CDO-Fitness chief Jaime Gutiérrez used the Wuics stage at the CAR de Sant Cugat to put a blunt marker on the concession business: the segment is moving toward concentration. He made the case in front of about 200 fitness professionals, alongside names such as Josep Figueras of SorliSport, Rod Hill of Fit Brand International and Héctor Cruz, turning what could have been a broad market discussion into a direct warning about who will still be standing when the next contract rounds come around.
That matters in Barcelona and Catalonia because the public side of the fitness market is still enormous and deeply embedded in how the city delivers sport. Barcelona’s municipal sports-facilities directory lists 1,253 results, and the city says that network helps make sport accessible across Barcelona. In practice, that means municipal and institutional contracts still shape a meaningful slice of local demand, from sports centers to publicly linked facilities. If concessions become more concentrated, scale will stop being a nice-to-have and become a gatekeeper.

Gutiérrez’s point lands hard because the segment is still not fully mature. Palco23 reported that he described the industry as still being “bastante en pañales,” which is exactly why the consolidation warning matters now rather than later. A market that early in its development can still be reshaped by a few bigger operators with deeper balance sheets, more specialized procurement teams and the ability to absorb thin margins while waiting for a return on investment.
For mid-sized operators, the pressure is obvious. In a concession-heavy market, the winners are likely to be groups that can handle staffing, compliance, reporting and capital upgrades without blinking. Smaller players that once competed center by center may need to specialize, partner or merge to stay relevant. The alternative is being squeezed out by larger groups that can bid more aggressively and still fund the service levels municipalities expect.

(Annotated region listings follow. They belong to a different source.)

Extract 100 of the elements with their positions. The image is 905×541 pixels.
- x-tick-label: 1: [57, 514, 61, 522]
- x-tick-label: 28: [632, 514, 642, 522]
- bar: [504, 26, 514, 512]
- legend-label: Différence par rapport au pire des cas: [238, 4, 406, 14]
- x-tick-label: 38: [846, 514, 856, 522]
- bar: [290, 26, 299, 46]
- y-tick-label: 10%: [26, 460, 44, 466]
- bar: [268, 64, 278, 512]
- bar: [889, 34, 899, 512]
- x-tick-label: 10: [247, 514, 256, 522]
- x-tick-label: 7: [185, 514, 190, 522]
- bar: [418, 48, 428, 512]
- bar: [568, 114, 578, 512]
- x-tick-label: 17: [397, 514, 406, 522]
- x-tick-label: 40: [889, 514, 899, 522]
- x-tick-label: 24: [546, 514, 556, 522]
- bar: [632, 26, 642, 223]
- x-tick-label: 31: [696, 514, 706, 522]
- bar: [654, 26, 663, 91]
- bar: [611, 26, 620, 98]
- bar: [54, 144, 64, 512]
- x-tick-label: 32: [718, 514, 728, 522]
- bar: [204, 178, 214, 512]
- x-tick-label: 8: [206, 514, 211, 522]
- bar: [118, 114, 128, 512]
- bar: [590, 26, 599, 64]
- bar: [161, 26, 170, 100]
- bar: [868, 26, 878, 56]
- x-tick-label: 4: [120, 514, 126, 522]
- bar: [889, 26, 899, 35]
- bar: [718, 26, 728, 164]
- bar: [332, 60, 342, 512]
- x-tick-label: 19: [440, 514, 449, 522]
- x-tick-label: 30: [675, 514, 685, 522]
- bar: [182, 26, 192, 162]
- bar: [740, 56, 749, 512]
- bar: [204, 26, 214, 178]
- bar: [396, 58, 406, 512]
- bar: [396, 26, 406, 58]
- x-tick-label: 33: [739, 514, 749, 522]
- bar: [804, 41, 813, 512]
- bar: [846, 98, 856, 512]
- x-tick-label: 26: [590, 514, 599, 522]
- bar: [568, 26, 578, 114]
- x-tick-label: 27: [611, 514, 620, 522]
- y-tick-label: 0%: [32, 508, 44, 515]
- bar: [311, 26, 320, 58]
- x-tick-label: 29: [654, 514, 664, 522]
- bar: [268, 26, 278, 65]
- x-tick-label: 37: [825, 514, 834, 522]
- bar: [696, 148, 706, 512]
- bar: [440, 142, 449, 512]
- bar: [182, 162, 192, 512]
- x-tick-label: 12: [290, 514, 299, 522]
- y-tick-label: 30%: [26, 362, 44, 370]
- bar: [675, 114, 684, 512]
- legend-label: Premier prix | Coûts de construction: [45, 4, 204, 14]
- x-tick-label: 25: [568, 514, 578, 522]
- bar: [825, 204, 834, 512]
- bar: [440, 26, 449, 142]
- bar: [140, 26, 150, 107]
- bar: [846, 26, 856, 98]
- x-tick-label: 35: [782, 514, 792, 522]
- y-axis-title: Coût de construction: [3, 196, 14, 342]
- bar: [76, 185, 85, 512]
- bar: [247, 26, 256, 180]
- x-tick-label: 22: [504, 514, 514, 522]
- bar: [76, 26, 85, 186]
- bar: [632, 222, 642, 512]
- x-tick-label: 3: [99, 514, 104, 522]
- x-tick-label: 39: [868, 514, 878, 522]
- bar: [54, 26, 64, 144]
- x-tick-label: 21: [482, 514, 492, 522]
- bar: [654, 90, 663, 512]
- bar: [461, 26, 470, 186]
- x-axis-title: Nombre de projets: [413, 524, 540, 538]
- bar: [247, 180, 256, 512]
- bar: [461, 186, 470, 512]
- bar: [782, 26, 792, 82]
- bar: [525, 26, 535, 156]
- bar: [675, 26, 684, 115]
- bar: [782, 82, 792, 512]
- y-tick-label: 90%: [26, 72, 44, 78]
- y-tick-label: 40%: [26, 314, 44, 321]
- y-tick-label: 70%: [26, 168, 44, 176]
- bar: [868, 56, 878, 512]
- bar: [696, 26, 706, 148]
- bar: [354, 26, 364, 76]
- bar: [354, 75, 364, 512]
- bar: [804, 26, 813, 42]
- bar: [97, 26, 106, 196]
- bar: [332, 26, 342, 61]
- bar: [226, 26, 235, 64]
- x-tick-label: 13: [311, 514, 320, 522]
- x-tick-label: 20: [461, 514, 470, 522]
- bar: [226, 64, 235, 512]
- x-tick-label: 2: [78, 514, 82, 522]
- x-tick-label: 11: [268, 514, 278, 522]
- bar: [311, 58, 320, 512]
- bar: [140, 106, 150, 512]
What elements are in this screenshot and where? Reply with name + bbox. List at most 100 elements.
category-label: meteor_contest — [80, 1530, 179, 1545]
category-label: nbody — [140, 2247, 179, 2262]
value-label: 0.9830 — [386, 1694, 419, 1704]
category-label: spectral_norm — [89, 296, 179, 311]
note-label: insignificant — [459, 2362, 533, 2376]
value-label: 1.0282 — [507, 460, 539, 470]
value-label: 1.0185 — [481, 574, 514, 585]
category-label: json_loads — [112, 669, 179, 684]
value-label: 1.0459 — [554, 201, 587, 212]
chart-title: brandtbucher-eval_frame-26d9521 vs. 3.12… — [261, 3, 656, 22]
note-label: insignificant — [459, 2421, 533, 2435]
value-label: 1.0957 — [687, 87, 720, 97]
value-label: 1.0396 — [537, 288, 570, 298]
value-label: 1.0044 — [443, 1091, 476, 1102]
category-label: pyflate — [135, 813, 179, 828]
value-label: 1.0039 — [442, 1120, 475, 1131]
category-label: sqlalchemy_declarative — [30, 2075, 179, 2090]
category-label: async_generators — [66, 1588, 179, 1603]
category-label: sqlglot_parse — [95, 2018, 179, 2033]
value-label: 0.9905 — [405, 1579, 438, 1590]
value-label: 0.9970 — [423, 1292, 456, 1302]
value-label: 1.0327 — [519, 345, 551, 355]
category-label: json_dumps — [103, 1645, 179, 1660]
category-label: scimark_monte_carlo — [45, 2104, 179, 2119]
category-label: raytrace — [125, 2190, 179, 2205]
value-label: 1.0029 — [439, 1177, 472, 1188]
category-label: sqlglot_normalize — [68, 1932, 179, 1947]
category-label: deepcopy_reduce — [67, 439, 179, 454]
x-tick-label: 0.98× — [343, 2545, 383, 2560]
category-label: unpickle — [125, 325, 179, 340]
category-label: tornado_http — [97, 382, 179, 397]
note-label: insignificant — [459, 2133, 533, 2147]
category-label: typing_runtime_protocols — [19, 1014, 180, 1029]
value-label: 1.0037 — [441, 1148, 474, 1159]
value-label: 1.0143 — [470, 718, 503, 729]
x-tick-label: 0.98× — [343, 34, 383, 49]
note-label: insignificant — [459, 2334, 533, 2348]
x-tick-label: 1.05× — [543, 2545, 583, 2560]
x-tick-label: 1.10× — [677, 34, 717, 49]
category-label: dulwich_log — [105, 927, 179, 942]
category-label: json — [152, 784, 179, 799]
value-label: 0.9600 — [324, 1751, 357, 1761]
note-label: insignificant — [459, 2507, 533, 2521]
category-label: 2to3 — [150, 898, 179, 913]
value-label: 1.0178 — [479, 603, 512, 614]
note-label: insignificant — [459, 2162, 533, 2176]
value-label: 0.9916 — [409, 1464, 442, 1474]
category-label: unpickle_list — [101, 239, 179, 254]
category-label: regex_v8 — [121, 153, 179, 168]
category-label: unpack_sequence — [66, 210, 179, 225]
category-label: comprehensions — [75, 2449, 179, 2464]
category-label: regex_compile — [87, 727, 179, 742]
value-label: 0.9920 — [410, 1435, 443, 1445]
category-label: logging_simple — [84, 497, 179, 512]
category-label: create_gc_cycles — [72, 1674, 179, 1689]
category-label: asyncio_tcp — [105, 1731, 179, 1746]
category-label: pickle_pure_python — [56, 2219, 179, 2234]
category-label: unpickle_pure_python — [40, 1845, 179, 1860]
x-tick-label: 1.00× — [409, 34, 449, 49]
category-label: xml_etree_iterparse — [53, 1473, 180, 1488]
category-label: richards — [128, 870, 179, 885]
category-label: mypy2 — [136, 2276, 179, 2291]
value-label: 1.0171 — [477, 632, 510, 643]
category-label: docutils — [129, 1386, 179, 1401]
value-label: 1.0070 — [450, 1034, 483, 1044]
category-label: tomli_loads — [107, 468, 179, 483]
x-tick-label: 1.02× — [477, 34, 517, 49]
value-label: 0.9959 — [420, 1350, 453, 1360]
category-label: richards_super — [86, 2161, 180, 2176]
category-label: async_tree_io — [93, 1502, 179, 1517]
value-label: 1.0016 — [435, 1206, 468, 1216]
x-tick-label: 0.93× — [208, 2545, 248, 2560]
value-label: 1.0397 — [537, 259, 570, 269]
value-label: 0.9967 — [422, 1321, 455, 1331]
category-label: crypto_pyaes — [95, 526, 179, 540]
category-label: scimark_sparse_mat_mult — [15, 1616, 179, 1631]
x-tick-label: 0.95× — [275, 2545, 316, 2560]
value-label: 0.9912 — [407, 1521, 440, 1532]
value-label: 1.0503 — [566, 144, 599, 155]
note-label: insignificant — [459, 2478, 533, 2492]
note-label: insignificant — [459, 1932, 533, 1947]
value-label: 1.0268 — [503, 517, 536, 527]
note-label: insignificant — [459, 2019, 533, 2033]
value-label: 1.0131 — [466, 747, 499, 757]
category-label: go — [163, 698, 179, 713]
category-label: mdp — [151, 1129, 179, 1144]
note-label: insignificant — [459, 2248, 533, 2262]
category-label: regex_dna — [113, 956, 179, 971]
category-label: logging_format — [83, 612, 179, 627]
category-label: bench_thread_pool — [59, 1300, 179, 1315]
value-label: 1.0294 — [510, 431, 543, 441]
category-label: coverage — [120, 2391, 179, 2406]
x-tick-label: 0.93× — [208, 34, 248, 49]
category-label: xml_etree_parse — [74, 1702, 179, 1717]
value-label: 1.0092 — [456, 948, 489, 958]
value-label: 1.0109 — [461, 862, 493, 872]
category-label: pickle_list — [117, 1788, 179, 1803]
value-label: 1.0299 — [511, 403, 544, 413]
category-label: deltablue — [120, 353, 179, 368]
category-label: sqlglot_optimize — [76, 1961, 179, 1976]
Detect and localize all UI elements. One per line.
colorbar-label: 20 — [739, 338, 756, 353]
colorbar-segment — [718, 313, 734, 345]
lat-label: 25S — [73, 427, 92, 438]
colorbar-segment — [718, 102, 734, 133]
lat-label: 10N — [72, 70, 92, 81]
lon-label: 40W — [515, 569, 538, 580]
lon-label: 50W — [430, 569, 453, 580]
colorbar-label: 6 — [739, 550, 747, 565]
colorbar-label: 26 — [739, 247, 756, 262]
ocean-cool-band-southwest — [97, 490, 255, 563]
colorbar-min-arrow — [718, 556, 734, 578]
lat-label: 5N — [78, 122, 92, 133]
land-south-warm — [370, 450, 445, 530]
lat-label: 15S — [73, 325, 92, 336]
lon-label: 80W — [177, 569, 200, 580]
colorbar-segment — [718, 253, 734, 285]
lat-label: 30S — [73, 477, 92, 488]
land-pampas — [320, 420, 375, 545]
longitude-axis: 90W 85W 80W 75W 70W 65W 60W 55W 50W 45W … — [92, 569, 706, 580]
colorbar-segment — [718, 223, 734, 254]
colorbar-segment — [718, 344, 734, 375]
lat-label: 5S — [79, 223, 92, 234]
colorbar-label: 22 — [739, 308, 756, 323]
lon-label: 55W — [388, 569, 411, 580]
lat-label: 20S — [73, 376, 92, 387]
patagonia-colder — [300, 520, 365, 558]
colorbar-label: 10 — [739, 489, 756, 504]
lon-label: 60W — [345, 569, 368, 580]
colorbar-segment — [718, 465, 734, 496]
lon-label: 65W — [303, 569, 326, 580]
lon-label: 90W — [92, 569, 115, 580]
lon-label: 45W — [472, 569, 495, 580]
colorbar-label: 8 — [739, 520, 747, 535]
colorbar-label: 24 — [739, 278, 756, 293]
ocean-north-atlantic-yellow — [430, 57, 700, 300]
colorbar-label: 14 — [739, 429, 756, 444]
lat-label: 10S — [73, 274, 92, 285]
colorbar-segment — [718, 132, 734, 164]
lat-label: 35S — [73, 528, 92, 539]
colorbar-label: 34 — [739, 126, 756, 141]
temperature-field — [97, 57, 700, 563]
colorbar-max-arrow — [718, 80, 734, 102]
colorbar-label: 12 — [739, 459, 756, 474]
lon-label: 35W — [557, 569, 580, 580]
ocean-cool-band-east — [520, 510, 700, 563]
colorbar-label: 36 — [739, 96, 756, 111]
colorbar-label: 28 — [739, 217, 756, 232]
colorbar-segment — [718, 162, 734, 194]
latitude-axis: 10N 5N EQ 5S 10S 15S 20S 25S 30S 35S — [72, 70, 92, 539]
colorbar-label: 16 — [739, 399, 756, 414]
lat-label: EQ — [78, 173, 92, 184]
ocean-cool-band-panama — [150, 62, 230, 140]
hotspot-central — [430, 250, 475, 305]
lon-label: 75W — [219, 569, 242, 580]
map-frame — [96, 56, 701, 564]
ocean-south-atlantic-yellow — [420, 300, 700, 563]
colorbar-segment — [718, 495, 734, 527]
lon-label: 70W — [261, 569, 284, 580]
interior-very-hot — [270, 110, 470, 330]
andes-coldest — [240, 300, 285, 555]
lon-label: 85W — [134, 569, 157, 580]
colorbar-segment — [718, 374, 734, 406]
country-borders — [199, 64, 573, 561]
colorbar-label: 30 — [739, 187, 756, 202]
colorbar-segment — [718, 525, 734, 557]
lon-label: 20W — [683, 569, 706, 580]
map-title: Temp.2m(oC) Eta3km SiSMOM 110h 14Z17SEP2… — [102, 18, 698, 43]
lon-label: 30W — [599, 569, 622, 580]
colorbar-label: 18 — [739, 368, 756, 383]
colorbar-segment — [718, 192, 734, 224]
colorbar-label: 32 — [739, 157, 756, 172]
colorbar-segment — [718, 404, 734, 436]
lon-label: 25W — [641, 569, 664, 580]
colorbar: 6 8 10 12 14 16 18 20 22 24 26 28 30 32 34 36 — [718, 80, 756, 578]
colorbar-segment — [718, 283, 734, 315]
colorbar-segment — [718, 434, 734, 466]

Barcelona is already giving a glimpse of what that market looks like on the ground. The city published a concession tender for the La Sagrera municipal sports center in 2025, and its own sports site lists Duet Sports as the managing entity for Centre Esportiu Municipal Cotxeres Borbó. When Sixth Street and Ithaka announced their acquisition of Duet Sports in December 2020, they said the company operated ten centers across Catalonia and Spain. That is the kind of footprint Gutiérrez was pointing toward: not just one club, but a platform built to win and run public contracts at scale.
The message from Sant Cugat was clear. In Barcelona’s public-sport ecosystem, consolidation is no longer an abstract industry theme. It is becoming the deciding factor in who gets the next concession, who can invest in the next upgrade and who gets left behind.